Nilai tukar rupiah berada di level Rp14.262 per dolar AS pada perdagangan Selasa (28/9) pagi. Posisi ini melemah 0,06 persen dari perdagangan sebelumnya, yakni Rp14.257 per dolar AS.
Dari eksternal, mata uang di Asia bergerak bervariasi. Tercatat, yen Jepang melemah 0,1 persen, baht Thailand melemah 0,18 persen, yuan China menguat 0,01 persen, won Korea Selatan melemah 0,49 persen, ringgit Malaysia menguat 0,08 persen, dan dolar Singapura melemah 0,08 persen. Sementara, mayoritas mata uang di negara maju bergerak melemah terhadap dolar AS. Detailnya, dolar Australia melemah 0,1 persen, poundsterling Inggris melemah 0,03 persen, franc Swiss melemah 0,06 persen, sedangkan dolar Kanada menguat 0,03 persen.
Rupiah diproyeksikan kembali melemah hari ini. Kenaikan tingkat imbal hasil (yield) obligasi AS tenor 10 tahun memberikan sentimen negatif untuk rupiah. Kemarin yield sudah mencapai 1,51 persen, level tertinggi sejak 29 Juni 2021. Kenaikan yield biasanya didorong oleh ekspektasi pasar terhadap kebijakan pengetatan moneter oleh The Fed. Bank sentral AS itu diproyeksi mulai melakukan tapering off akhir 2021. The Fed diekspektasikan memulai program tapering yaitu mengurangi pembelian obligasi pada akhir tahun ini dan mengakhiri pembelian di pertengahan tahun depan.

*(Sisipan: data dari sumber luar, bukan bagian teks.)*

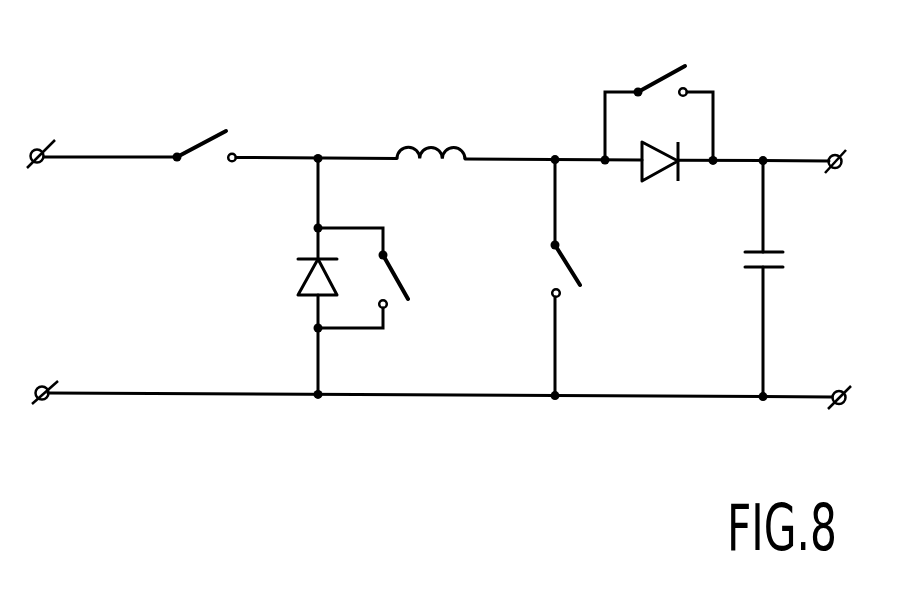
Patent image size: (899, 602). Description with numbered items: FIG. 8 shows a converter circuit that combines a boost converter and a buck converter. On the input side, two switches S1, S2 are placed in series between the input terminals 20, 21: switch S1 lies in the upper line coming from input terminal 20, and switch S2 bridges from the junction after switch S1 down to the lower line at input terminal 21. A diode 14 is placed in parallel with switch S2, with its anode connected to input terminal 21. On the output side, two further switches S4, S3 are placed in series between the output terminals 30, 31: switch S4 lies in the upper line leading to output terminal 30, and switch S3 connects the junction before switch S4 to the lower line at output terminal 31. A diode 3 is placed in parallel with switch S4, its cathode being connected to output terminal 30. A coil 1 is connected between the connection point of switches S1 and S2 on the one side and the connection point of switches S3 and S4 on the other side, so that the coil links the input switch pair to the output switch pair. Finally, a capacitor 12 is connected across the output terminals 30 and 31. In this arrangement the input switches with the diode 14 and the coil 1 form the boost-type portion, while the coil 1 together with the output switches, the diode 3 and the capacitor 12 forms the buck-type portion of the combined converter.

The coil 1 is at (431, 133).
The diode 3 is at (656, 168).
The capacitor 12 is at (785, 253).
The diode 14 is at (312, 280).
The input terminal 20 is at (37, 149).
The input terminal 21 is at (39, 386).
The output terminal 30 is at (832, 154).
The output terminal 31 is at (836, 390).
The switch S1 is at (206, 136).
The switch S2 is at (398, 286).
The switch S3 is at (567, 262).
The switch S4 is at (661, 75).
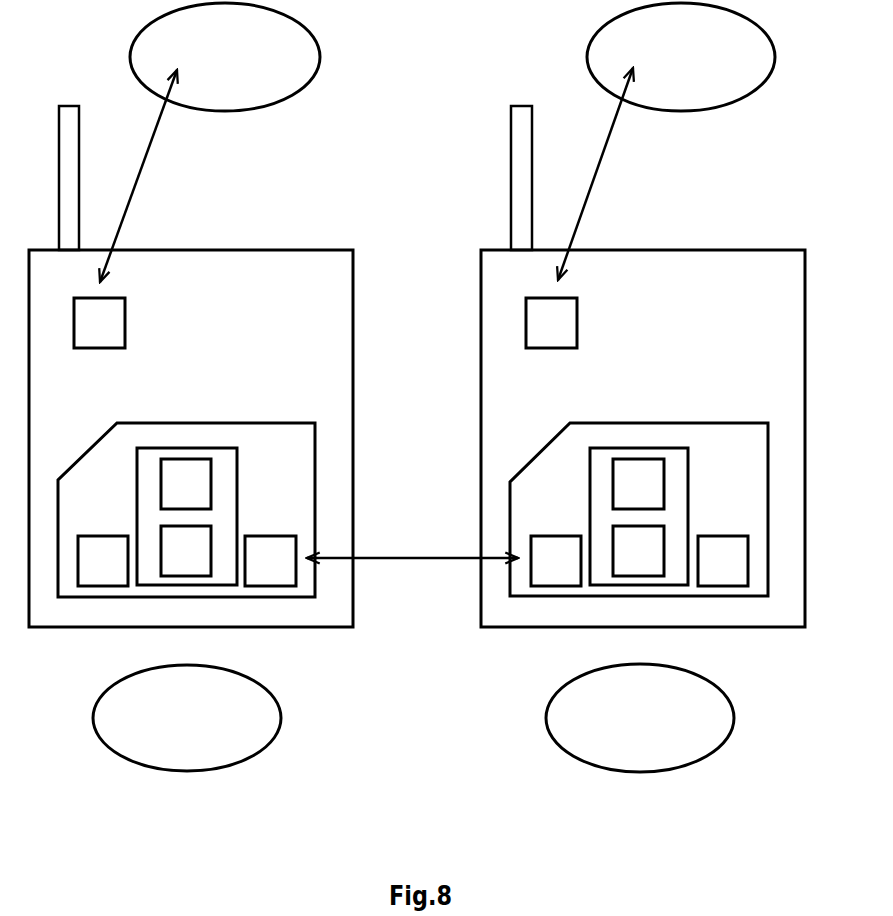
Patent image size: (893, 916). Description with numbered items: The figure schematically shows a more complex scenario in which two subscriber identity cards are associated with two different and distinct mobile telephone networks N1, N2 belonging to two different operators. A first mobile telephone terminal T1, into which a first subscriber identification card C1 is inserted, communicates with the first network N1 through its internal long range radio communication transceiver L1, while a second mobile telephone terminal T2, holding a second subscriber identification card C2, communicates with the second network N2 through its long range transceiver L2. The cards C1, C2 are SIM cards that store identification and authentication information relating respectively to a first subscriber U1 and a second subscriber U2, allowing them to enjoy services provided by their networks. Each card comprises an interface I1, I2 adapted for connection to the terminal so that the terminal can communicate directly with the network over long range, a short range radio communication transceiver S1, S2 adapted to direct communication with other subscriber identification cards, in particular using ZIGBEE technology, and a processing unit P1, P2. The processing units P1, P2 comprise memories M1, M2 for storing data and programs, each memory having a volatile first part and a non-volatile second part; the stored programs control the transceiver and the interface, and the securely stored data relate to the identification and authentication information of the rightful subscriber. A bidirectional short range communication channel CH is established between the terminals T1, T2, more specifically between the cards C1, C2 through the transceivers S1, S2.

The first mobile telephone terminal T1 is at (191, 366).
The second mobile telephone terminal T2 is at (643, 366).
The long range radio communication transceiver L1 is at (99, 323).
The long range radio communication transceiver L2 is at (551, 323).
The first mobile telephone network N1 is at (210, 142).
The second mobile telephone network N2 is at (666, 141).
The first subscriber identification card C1 is at (186, 510).
The second subscriber identification card C2 is at (639, 509).
The processing unit P1 is at (186, 484).
The processing unit P2 is at (638, 484).
The memory M1 is at (186, 551).
The memory M2 is at (638, 551).
The interface I1 is at (103, 561).
The interface I2 is at (723, 561).
The short range radio communication transceiver S1 is at (270, 561).
The short range radio communication transceiver S2 is at (556, 561).
The bidirectional short range communication channel CH is at (412, 536).
The first subscriber U1 is at (187, 718).
The second subscriber U2 is at (640, 718).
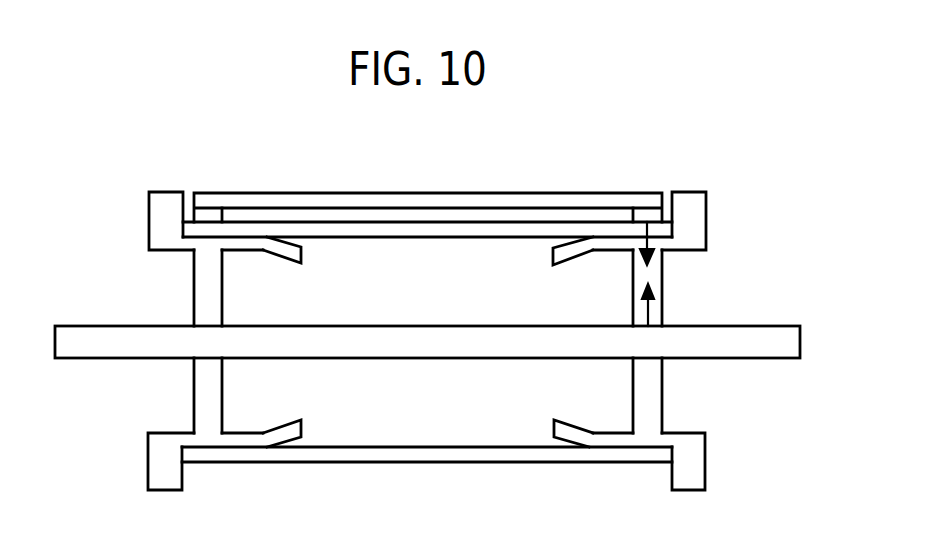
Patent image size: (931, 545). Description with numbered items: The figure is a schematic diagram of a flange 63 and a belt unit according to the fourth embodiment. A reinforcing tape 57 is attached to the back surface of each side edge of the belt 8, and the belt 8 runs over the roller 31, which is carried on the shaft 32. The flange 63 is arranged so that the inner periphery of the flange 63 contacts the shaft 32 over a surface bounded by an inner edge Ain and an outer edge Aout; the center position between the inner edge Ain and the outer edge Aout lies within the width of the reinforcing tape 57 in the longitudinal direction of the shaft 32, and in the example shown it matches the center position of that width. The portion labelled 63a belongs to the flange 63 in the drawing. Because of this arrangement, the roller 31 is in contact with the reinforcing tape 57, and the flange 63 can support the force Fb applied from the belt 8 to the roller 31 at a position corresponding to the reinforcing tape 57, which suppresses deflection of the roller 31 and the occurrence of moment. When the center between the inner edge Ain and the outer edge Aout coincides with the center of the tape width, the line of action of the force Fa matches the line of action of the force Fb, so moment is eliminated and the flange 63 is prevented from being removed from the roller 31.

The belt 8 is at (472, 193).
The roller 31 is at (389, 236).
The shaft 32 is at (795, 340).
The reinforcing tape 57 is at (205, 215).
The flange 63 is at (202, 290).
The lip portion of support column 63a is at (613, 248).
The force Fa is at (647, 312).
The force Fb is at (633, 250).
The inner edge Ain is at (633, 327).
The outer edge Aout is at (662, 327).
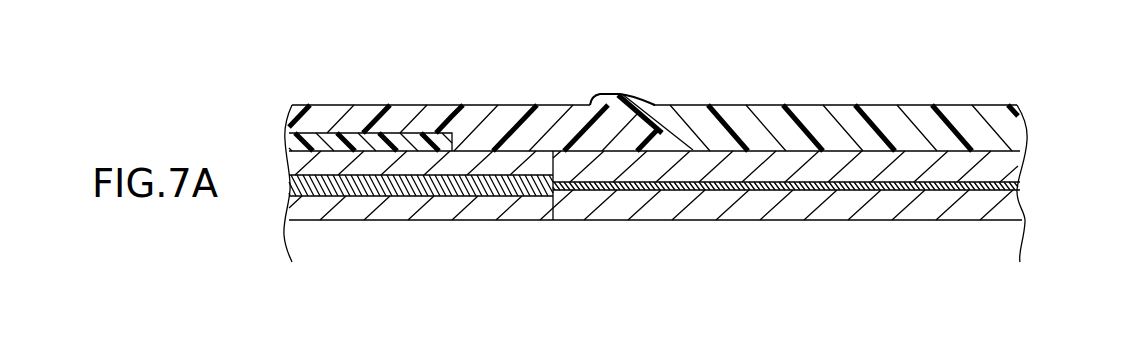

Selain itu, minat pasar untuk berinvestasi di aset berisiko juga menurun. Hal itu terlihat dari pelemahan indeks saham di Asia. Penurunan minat pasar terhadap aset berisiko pagi ini di mana indeks saham Asia terlihat melemah juga bisa menekan nilai tukar rupiah terhadap dollar AS. Hari ini, rupiah diprediksi bergerak melemah dengan rentang support Rp14.240 per dolar AS dan resistance Rp14.280 per dolar AS.